Selling 'The Great McGinty' to Paramount for next to nothing so he could sit in the director's chair, Sturges became one of the first great writer'directors. His Paramount movies were not always big money makers, but he was the studio's prestige flmmaker and the darling of the critics. His approach combined sophisticated comedy with slapstick, and his hard-edged cynicism, combined with a streak of morbidity, was often undercut by surprising evidences of sentimentality.
Sturges tended to favor long takes, often achieved with a moving camera, to integrate characters into their surroundings.

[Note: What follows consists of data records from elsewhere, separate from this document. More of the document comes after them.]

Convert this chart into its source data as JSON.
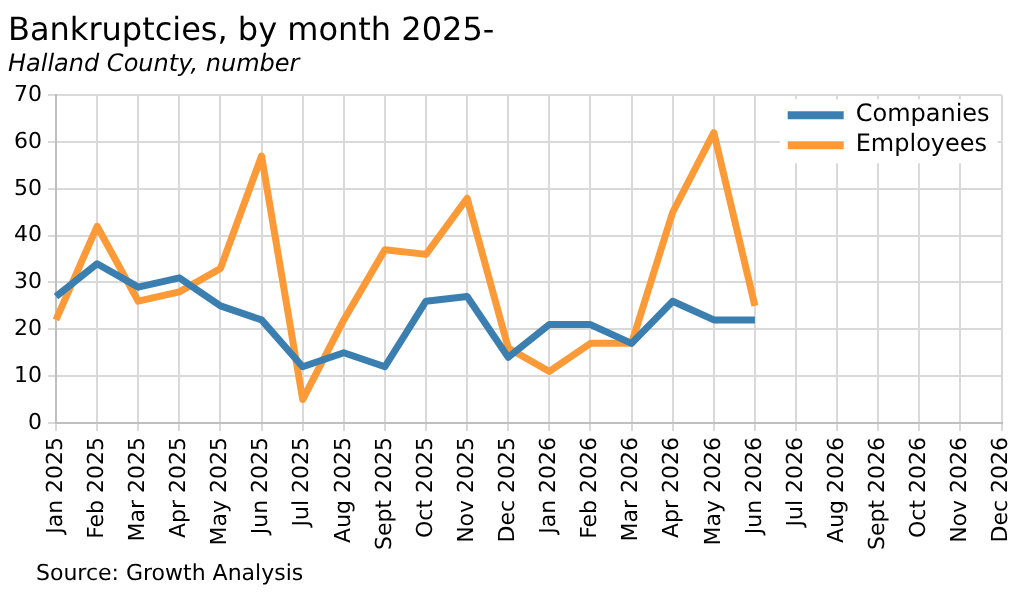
{
  "chart_data": {
    "type": "line",
    "title": "Bankruptcies, by month 2025-",
    "subtitle": "Halland County, number",
    "categories": [
      "Jan 2025",
      "Feb 2025",
      "Mar 2025",
      "Apr 2025",
      "May 2025",
      "Jun 2025",
      "Jul 2025",
      "Aug 2025",
      "Sept 2025",
      "Oct 2025",
      "Nov 2025",
      "Dec 2025",
      "Jan 2026",
      "Feb 2026",
      "Mar 2026",
      "Apr 2026",
      "May 2026",
      "Jun 2026",
      "Jul 2026",
      "Aug 2026",
      "Sept 2026",
      "Oct 2026",
      "Nov 2026",
      "Dec 2026"
    ],
    "series": [
      {
        "name": "Companies",
        "color": "#3a7fb0",
        "values": [
          27,
          34,
          29,
          31,
          25,
          22,
          12,
          15,
          12,
          26,
          27,
          14,
          21,
          21,
          17,
          26,
          22,
          22,
          null,
          null,
          null,
          null,
          null,
          null
        ]
      },
      {
        "name": "Employees",
        "color": "#fd9a38",
        "values": [
          22,
          42,
          26,
          28,
          33,
          57,
          5,
          22,
          37,
          36,
          48,
          16,
          11,
          17,
          17,
          45,
          62,
          25,
          null,
          null,
          null,
          null,
          null,
          null
        ]
      }
    ],
    "ylim": [
      0,
      70
    ],
    "yticks": [
      0,
      10,
      20,
      30,
      40,
      50,
      60,
      70
    ],
    "grid": true,
    "legend": "top right",
    "marker": "none",
    "line_style": "solid",
    "annotations": [
      "Source: Growth Analysis"
    ]
  }
}
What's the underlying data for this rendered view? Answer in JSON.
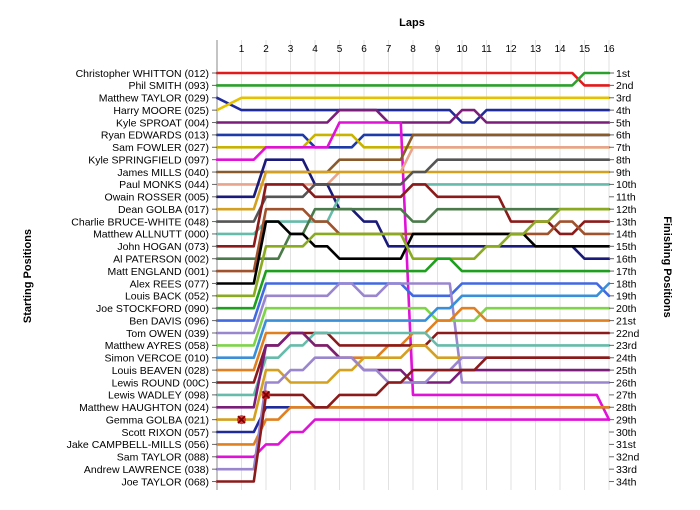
{
  "chart_data": {
    "type": "line",
    "title": "Laps",
    "xlabel": "Laps",
    "ylabel_left": "Starting Positions",
    "ylabel_right": "Finishing Positions",
    "x": [
      1,
      2,
      3,
      4,
      5,
      6,
      7,
      8,
      9,
      10,
      11,
      12,
      13,
      14,
      15,
      16
    ],
    "x_tick_labels": [
      "1",
      "2",
      "3",
      "4",
      "5",
      "6",
      "7",
      "8",
      "9",
      "10",
      "11",
      "12",
      "13",
      "14",
      "15",
      "16"
    ],
    "y_range": [
      1,
      34
    ],
    "grid": "vertical",
    "drivers": [
      "Christopher WHITTON (012)",
      "Phil SMITH (093)",
      "Matthew TAYLOR (029)",
      "Harry MOORE (025)",
      "Kyle SPROAT (004)",
      "Ryan EDWARDS (013)",
      "Sam FOWLER (027)",
      "Kyle SPRINGFIELD (097)",
      "James MILLS (040)",
      "Paul MONKS (044)",
      "Owain ROSSER (005)",
      "Dean GOLBA (017)",
      "Charlie BRUCE-WHITE (048)",
      "Matthew ALLNUTT (000)",
      "John HOGAN (073)",
      "Al PATERSON (002)",
      "Matt ENGLAND (001)",
      "Alex REES (077)",
      "Louis BACK (052)",
      "Joe STOCKFORD (090)",
      "Ben DAVIS (096)",
      "Tom OWEN (039)",
      "Matthew AYRES (058)",
      "Simon VERCOE (010)",
      "Louis BEAVEN (028)",
      "Lewis ROUND (00C)",
      "Lewis WADLEY (098)",
      "Matthew HAUGHTON (024)",
      "Gemma GOLBA (021)",
      "Scott RIXON (057)",
      "Jake CAMPBELL-MILLS (056)",
      "Sam TAYLOR (088)",
      "Andrew LAWRENCE (038)",
      "Joe TAYLOR (068)"
    ],
    "finishing_positions": [
      "1st",
      "2nd",
      "3rd",
      "4th",
      "5th",
      "6th",
      "7th",
      "8th",
      "9th",
      "10th",
      "11th",
      "12th",
      "13th",
      "14th",
      "15th",
      "16th",
      "17th",
      "18th",
      "19th",
      "20th",
      "21st",
      "22nd",
      "23rd",
      "24th",
      "25th",
      "26th",
      "27th",
      "28th",
      "29th",
      "30th",
      "31st",
      "32nd",
      "33rd",
      "34th"
    ],
    "series": [
      {
        "color": "#e31a1c",
        "start": 1,
        "positions": [
          1,
          1,
          1,
          1,
          1,
          1,
          1,
          1,
          1,
          1,
          1,
          1,
          1,
          1,
          2,
          2
        ]
      },
      {
        "color": "#2ca02c",
        "start": 2,
        "positions": [
          2,
          2,
          2,
          2,
          2,
          2,
          2,
          2,
          2,
          2,
          2,
          2,
          2,
          2,
          1,
          1
        ]
      },
      {
        "color": "#1f2b9b",
        "start": 3,
        "positions": [
          4,
          4,
          4,
          4,
          4,
          4,
          4,
          4,
          4,
          5,
          4,
          4,
          4,
          4,
          4,
          4
        ]
      },
      {
        "color": "#e5c100",
        "start": 4,
        "positions": [
          3,
          3,
          3,
          3,
          3,
          3,
          3,
          3,
          3,
          3,
          3,
          3,
          3,
          3,
          3,
          3
        ]
      },
      {
        "color": "#7a1e7a",
        "start": 5,
        "positions": [
          5,
          5,
          5,
          5,
          4,
          4,
          5,
          5,
          5,
          4,
          5,
          5,
          5,
          5,
          5,
          5
        ]
      },
      {
        "color": "#1e3aa8",
        "start": 6,
        "positions": [
          6,
          6,
          6,
          7,
          7,
          6,
          6,
          6,
          6,
          6,
          6,
          6,
          6,
          6,
          6,
          6
        ]
      },
      {
        "color": "#c8b400",
        "start": 7,
        "positions": [
          7,
          7,
          7,
          6,
          6,
          7,
          7,
          7,
          7,
          7,
          7,
          7,
          7,
          7,
          7,
          7
        ]
      },
      {
        "color": "#e012d8",
        "start": 8,
        "positions": [
          8,
          7,
          7,
          7,
          5,
          5,
          5,
          27,
          27,
          27,
          27,
          27,
          27,
          27,
          27,
          29
        ]
      },
      {
        "color": "#8b5a2b",
        "start": 9,
        "positions": [
          9,
          9,
          9,
          9,
          8,
          8,
          8,
          6,
          6,
          6,
          6,
          6,
          6,
          6,
          6,
          6
        ]
      },
      {
        "color": "#e8a48c",
        "start": 10,
        "positions": [
          10,
          10,
          10,
          10,
          9,
          9,
          9,
          7,
          7,
          7,
          7,
          7,
          7,
          7,
          7,
          7
        ]
      },
      {
        "color": "#1a1a7a",
        "start": 11,
        "positions": [
          11,
          8,
          8,
          10,
          12,
          13,
          15,
          15,
          15,
          15,
          15,
          15,
          15,
          15,
          16,
          16
        ]
      },
      {
        "color": "#d4a020",
        "start": 12,
        "positions": [
          12,
          9,
          9,
          9,
          9,
          9,
          9,
          9,
          9,
          9,
          9,
          9,
          9,
          9,
          9,
          9
        ]
      },
      {
        "color": "#555555",
        "start": 13,
        "positions": [
          13,
          11,
          11,
          10,
          10,
          10,
          10,
          9,
          8,
          8,
          8,
          8,
          8,
          8,
          8,
          8
        ]
      },
      {
        "color": "#66bbaa",
        "start": 14,
        "positions": [
          14,
          13,
          13,
          13,
          11,
          11,
          11,
          10,
          10,
          10,
          10,
          10,
          10,
          10,
          10,
          10
        ]
      },
      {
        "color": "#8b1a1a",
        "start": 15,
        "positions": [
          15,
          10,
          10,
          11,
          11,
          11,
          11,
          10,
          11,
          11,
          11,
          13,
          13,
          14,
          13,
          13
        ]
      },
      {
        "color": "#4a7a4a",
        "start": 16,
        "positions": [
          16,
          16,
          14,
          12,
          12,
          12,
          12,
          13,
          12,
          12,
          12,
          12,
          12,
          12,
          12,
          12
        ]
      },
      {
        "color": "#a0522d",
        "start": 17,
        "positions": [
          17,
          12,
          12,
          13,
          14,
          14,
          14,
          14,
          14,
          14,
          14,
          14,
          14,
          13,
          14,
          14
        ]
      },
      {
        "color": "#000000",
        "start": 18,
        "positions": [
          18,
          13,
          14,
          15,
          16,
          16,
          16,
          14,
          14,
          14,
          14,
          14,
          15,
          15,
          15,
          15
        ]
      },
      {
        "color": "#8aaa20",
        "start": 19,
        "positions": [
          19,
          15,
          15,
          14,
          14,
          14,
          14,
          16,
          16,
          16,
          15,
          14,
          13,
          12,
          12,
          12
        ]
      },
      {
        "color": "#1ea01e",
        "start": 20,
        "positions": [
          20,
          17,
          17,
          17,
          17,
          17,
          17,
          17,
          16,
          17,
          17,
          17,
          17,
          17,
          17,
          17
        ]
      },
      {
        "color": "#4169e1",
        "start": 21,
        "positions": [
          21,
          18,
          18,
          18,
          18,
          18,
          18,
          19,
          19,
          18,
          18,
          18,
          18,
          18,
          18,
          19
        ]
      },
      {
        "color": "#9a86cf",
        "start": 22,
        "positions": [
          22,
          19,
          19,
          19,
          18,
          19,
          18,
          18,
          18,
          26,
          26,
          26,
          26,
          26,
          26,
          26
        ]
      },
      {
        "color": "#7fd44a",
        "start": 23,
        "positions": [
          23,
          20,
          20,
          20,
          20,
          20,
          20,
          20,
          21,
          21,
          20,
          20,
          20,
          20,
          20,
          20
        ]
      },
      {
        "color": "#3a8fd8",
        "start": 24,
        "positions": [
          24,
          21,
          21,
          21,
          21,
          21,
          21,
          21,
          20,
          19,
          19,
          19,
          19,
          19,
          19,
          18
        ]
      },
      {
        "color": "#e08020",
        "start": 25,
        "positions": [
          25,
          22,
          22,
          23,
          24,
          24,
          23,
          22,
          21,
          20,
          21,
          21,
          21,
          21,
          21,
          21
        ]
      },
      {
        "color": "#8b1a1a",
        "start": 26,
        "positions": [
          26,
          23,
          22,
          22,
          23,
          23,
          23,
          23,
          22,
          22,
          22,
          22,
          22,
          22,
          22,
          22
        ]
      },
      {
        "color": "#66bbaa",
        "start": 27,
        "positions": [
          27,
          24,
          23,
          22,
          22,
          22,
          22,
          22,
          23,
          23,
          23,
          23,
          23,
          23,
          23,
          23
        ]
      },
      {
        "color": "#7a1e7a",
        "start": 28,
        "positions": [
          28,
          23,
          22,
          23,
          24,
          25,
          25,
          26,
          26,
          25,
          25,
          25,
          25,
          25,
          25,
          25
        ]
      },
      {
        "color": "#d4a020",
        "start": 29,
        "positions": [
          29,
          25,
          26,
          26,
          25,
          24,
          24,
          23,
          24,
          24,
          24,
          24,
          24,
          24,
          24,
          24
        ]
      },
      {
        "color": "#1f2b9b",
        "start": 30,
        "positions": [
          30,
          28,
          28,
          28,
          28,
          28,
          28,
          28,
          28,
          28,
          28,
          28,
          28,
          28,
          28,
          28
        ]
      },
      {
        "color": "#e08020",
        "start": 31,
        "positions": [
          31,
          29,
          28,
          28,
          28,
          28,
          28,
          28,
          28,
          28,
          28,
          28,
          28,
          28,
          28,
          28
        ]
      },
      {
        "color": "#e012d8",
        "start": 32,
        "positions": [
          32,
          31,
          30,
          29,
          29,
          29,
          29,
          29,
          29,
          29,
          29,
          29,
          29,
          29,
          29,
          29
        ]
      },
      {
        "color": "#9a86cf",
        "start": 33,
        "positions": [
          33,
          26,
          25,
          24,
          24,
          25,
          26,
          26,
          25,
          24,
          24,
          24,
          24,
          24,
          24,
          24
        ]
      },
      {
        "color": "#8b1a1a",
        "start": 34,
        "positions": [
          34,
          27,
          27,
          28,
          27,
          27,
          26,
          25,
          25,
          25,
          24,
          24,
          24,
          24,
          24,
          24
        ]
      }
    ],
    "markers": [
      {
        "lap": 2,
        "position": 27,
        "shape": "x",
        "color": "#cc2020"
      },
      {
        "lap": 1,
        "position": 29,
        "shape": "x",
        "color": "#cc2020"
      }
    ]
  }
}
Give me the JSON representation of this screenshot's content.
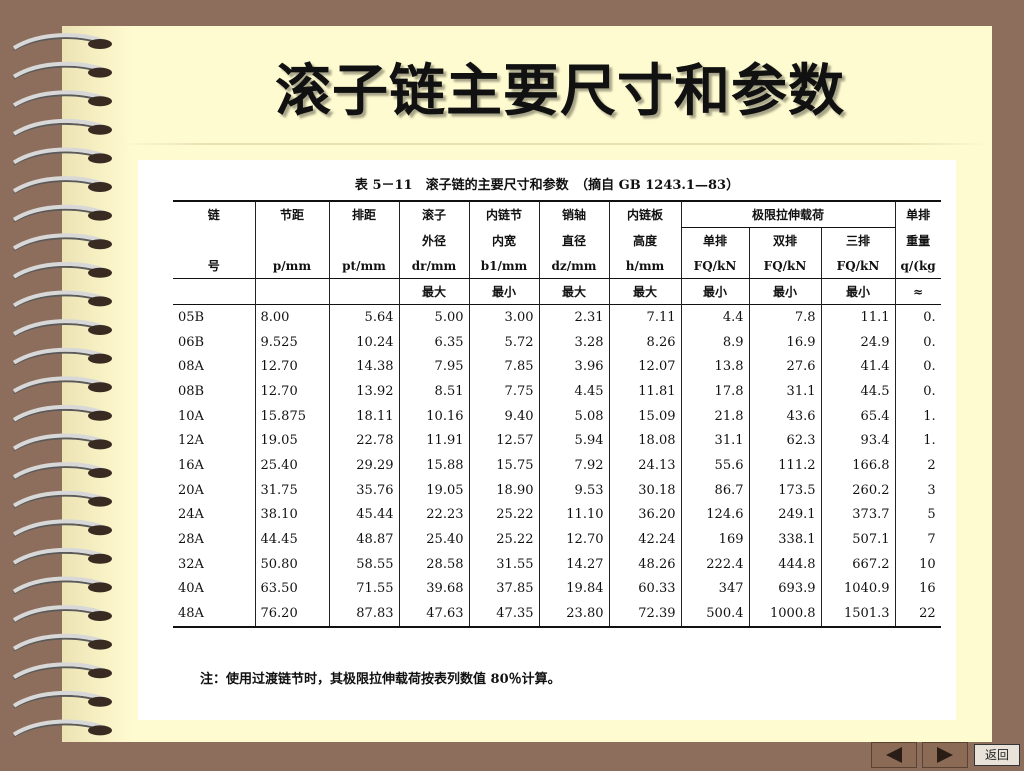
{
  "slide": {
    "title": "滚子链主要尺寸和参数"
  },
  "table": {
    "caption": "表 5－11　滚子链的主要尺寸和参数　（摘自 GB 1243.1—83）",
    "headers": {
      "chain_no": [
        "链",
        "号"
      ],
      "pitch": [
        "节距",
        "p/mm"
      ],
      "row_spacing": [
        "排距",
        "pt/mm"
      ],
      "roller_diameter": [
        "滚子",
        "外径",
        "dr/mm"
      ],
      "inner_width": [
        "内链节",
        "内宽",
        "b1/mm"
      ],
      "pin_diameter": [
        "销轴",
        "直径",
        "dz/mm"
      ],
      "plate_height": [
        "内链板",
        "高度",
        "h/mm"
      ],
      "tensile_group": "极限拉伸载荷",
      "single": [
        "单排",
        "FQ/kN"
      ],
      "double": [
        "双排",
        "FQ/kN"
      ],
      "triple": [
        "三排",
        "FQ/kN"
      ],
      "weight": [
        "单排",
        "重量",
        "q/(kg"
      ]
    },
    "subheaders": [
      "",
      "",
      "",
      "最大",
      "最小",
      "最大",
      "最大",
      "最小",
      "最小",
      "最小",
      "≈"
    ],
    "rows": [
      [
        "05B",
        "8.00",
        "5.64",
        "5.00",
        "3.00",
        "2.31",
        "7.11",
        "4.4",
        "7.8",
        "11.1",
        "0."
      ],
      [
        "06B",
        "9.525",
        "10.24",
        "6.35",
        "5.72",
        "3.28",
        "8.26",
        "8.9",
        "16.9",
        "24.9",
        "0."
      ],
      [
        "08A",
        "12.70",
        "14.38",
        "7.95",
        "7.85",
        "3.96",
        "12.07",
        "13.8",
        "27.6",
        "41.4",
        "0."
      ],
      [
        "08B",
        "12.70",
        "13.92",
        "8.51",
        "7.75",
        "4.45",
        "11.81",
        "17.8",
        "31.1",
        "44.5",
        "0."
      ],
      [
        "10A",
        "15.875",
        "18.11",
        "10.16",
        "9.40",
        "5.08",
        "15.09",
        "21.8",
        "43.6",
        "65.4",
        "1."
      ],
      [
        "12A",
        "19.05",
        "22.78",
        "11.91",
        "12.57",
        "5.94",
        "18.08",
        "31.1",
        "62.3",
        "93.4",
        "1."
      ],
      [
        "16A",
        "25.40",
        "29.29",
        "15.88",
        "15.75",
        "7.92",
        "24.13",
        "55.6",
        "111.2",
        "166.8",
        "2"
      ],
      [
        "20A",
        "31.75",
        "35.76",
        "19.05",
        "18.90",
        "9.53",
        "30.18",
        "86.7",
        "173.5",
        "260.2",
        "3"
      ],
      [
        "24A",
        "38.10",
        "45.44",
        "22.23",
        "25.22",
        "11.10",
        "36.20",
        "124.6",
        "249.1",
        "373.7",
        "5"
      ],
      [
        "28A",
        "44.45",
        "48.87",
        "25.40",
        "25.22",
        "12.70",
        "42.24",
        "169",
        "338.1",
        "507.1",
        "7"
      ],
      [
        "32A",
        "50.80",
        "58.55",
        "28.58",
        "31.55",
        "14.27",
        "48.26",
        "222.4",
        "444.8",
        "667.2",
        "10"
      ],
      [
        "40A",
        "63.50",
        "71.55",
        "39.68",
        "37.85",
        "19.84",
        "60.33",
        "347",
        "693.9",
        "1040.9",
        "16"
      ],
      [
        "48A",
        "76.20",
        "87.83",
        "47.63",
        "47.35",
        "23.80",
        "72.39",
        "500.4",
        "1000.8",
        "1501.3",
        "22"
      ]
    ],
    "note": "注：使用过渡链节时，其极限拉伸载荷按表列数值 80％计算。"
  },
  "nav": {
    "prev_icon": "triangle-left-icon",
    "next_icon": "triangle-right-icon",
    "back_label": "返回"
  }
}
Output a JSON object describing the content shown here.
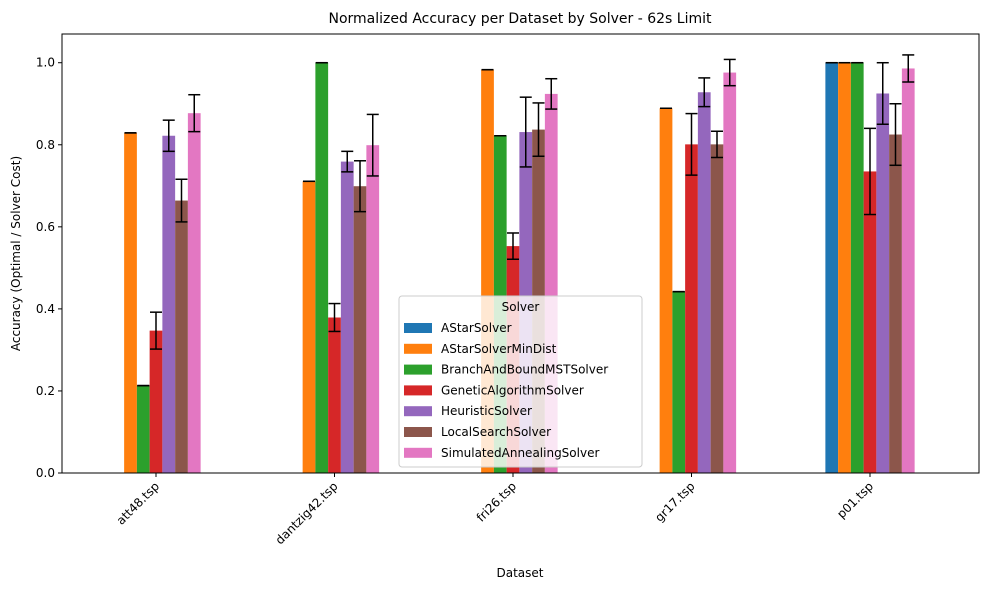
{
  "chart_data": {
    "type": "bar",
    "title": "Normalized Accuracy per Dataset by Solver - 62s Limit",
    "xlabel": "Dataset",
    "ylabel": "Accuracy (Optimal / Solver Cost)",
    "ylim": [
      0,
      1.07
    ],
    "yticks": [
      0.0,
      0.2,
      0.4,
      0.6,
      0.8,
      1.0
    ],
    "ytick_labels": [
      "0.0",
      "0.2",
      "0.4",
      "0.6",
      "0.8",
      "1.0"
    ],
    "categories": [
      "att48.tsp",
      "dantzig42.tsp",
      "fri26.tsp",
      "gr17.tsp",
      "p01.tsp"
    ],
    "grid": false,
    "legend": {
      "title": "Solver",
      "placement": "lower-center"
    },
    "series": [
      {
        "name": "AStarSolver",
        "color": "#1f77b4",
        "values": [
          0.0,
          0.0,
          0.0,
          0.0,
          1.0
        ],
        "errors": [
          0,
          0,
          0,
          0,
          0
        ]
      },
      {
        "name": "AStarSolverMinDist",
        "color": "#ff7f0e",
        "values": [
          0.829,
          0.711,
          0.983,
          0.889,
          1.0
        ],
        "errors": [
          0,
          0,
          0,
          0,
          0
        ]
      },
      {
        "name": "BranchAndBoundMSTSolver",
        "color": "#2ca02c",
        "values": [
          0.213,
          1.0,
          0.822,
          0.442,
          1.0
        ],
        "errors": [
          0,
          0,
          0,
          0,
          0
        ]
      },
      {
        "name": "GeneticAlgorithmSolver",
        "color": "#d62728",
        "values": [
          0.347,
          0.379,
          0.553,
          0.801,
          0.735
        ],
        "errors": [
          0.045,
          0.034,
          0.032,
          0.075,
          0.105
        ]
      },
      {
        "name": "HeuristicSolver",
        "color": "#9467bd",
        "values": [
          0.822,
          0.759,
          0.831,
          0.928,
          0.925
        ],
        "errors": [
          0.038,
          0.025,
          0.085,
          0.035,
          0.075
        ]
      },
      {
        "name": "LocalSearchSolver",
        "color": "#8c564b",
        "values": [
          0.664,
          0.699,
          0.837,
          0.801,
          0.825
        ],
        "errors": [
          0.052,
          0.062,
          0.065,
          0.032,
          0.075
        ]
      },
      {
        "name": "SimulatedAnnealingSolver",
        "color": "#e377c2",
        "values": [
          0.877,
          0.799,
          0.924,
          0.976,
          0.986
        ],
        "errors": [
          0.045,
          0.075,
          0.037,
          0.032,
          0.033
        ]
      }
    ]
  }
}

His most personal movie and probably his best work,'Sullivan's Travels', combined his typical comedy and brilliant comedic dialogue with more serious themes, all the while lampooning his own desire for those themes.
When Paramount let him go, Sturges teamed with Howard Hughes in an ill-fated attempt to revive Harold Lloyd's career with 'The Sin of Harold Diddlebock' in 1947, but returned to form with the exceptional black comedy 'Unfaithfully Yours' in 1948 at Twentieth Century Fox. Its commercial failure, however, largely dnded his career, and only two negligible films followed. He died of a heart attack, living on the hotel's tab, at the Algonquin Hotel in New York City in 1959.